If you know me, you know I love the Phoenix Suns. Like, a lot. In fact, I am even a founding member of Suns Charities 88, a network of emerging and established community leaders focused on raising funds to benefit children in Arizona as an extension of Phoenix Suns Charities.
Also, if you know me, you know I am passionate about helping my clients develop and enhance their community relations programs, so much so, I’ve volunteered my own time to many of their projects of passion, like AXA Advisors Southwest’s Weekend Jetaway and Subway Kids & Sports of Arizona.
My passion for the Suns and community relations ran smack dab into each other earlier this month during the Arizona Association for Economic Development luncheon, headlined by Phoenix Suns President Jason Rowley.
In his speech, he touched on the Suns’ current business and community focus. As you can imagine, what they’ve meant to the community and how they’ve given back is mind boggling. But, during the speech, Rowley also talked about all of the hundreds of projects and charities they take on “just because it is the right thing to do.” With these projects, he noted, there was no fanfare or press release, no photo captions or story pitches. The crowd cheered in approval of their generosity.
I, however, was the Debbi Downer of my table.
That is because I have been on the side of small nonprofits and families impacted by a major brand or corporate entity in a positive way. And when it wasn’t shouted from the mountaintops, we as the charity were deflated.
You see, the small things that amazing brands like the Suns do are BIG NEWS. They are the chance for the little nonprofits to tell their story to a grander audience. They are the chance to connect with a new demographic. They are opportunities missed if the brand does that completely altruistically and without fanfare.

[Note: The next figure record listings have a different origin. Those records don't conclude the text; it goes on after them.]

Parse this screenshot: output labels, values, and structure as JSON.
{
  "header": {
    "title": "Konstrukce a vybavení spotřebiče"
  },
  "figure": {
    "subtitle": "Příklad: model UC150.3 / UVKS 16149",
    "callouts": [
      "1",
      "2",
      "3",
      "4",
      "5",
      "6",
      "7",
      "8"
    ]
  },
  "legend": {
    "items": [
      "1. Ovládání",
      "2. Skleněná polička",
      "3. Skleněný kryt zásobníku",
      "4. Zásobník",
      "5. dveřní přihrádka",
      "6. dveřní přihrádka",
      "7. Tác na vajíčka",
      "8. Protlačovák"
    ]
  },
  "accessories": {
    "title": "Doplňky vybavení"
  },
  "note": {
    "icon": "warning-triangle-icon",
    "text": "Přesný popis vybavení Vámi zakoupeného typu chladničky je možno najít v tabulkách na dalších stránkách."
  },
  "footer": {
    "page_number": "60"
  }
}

To Rowley, thank you for everything that the Suns do every day. Please, shout it all from the rooftops – shout it all. That is perhaps an even more impactful way you can help our local nonprofits that with the donation of time or money.
What do you think? Should brands just do things “because they are the right thing to do” without fanfare? Or should they help the nonprofits to tell the story anywhere and everywhere possible?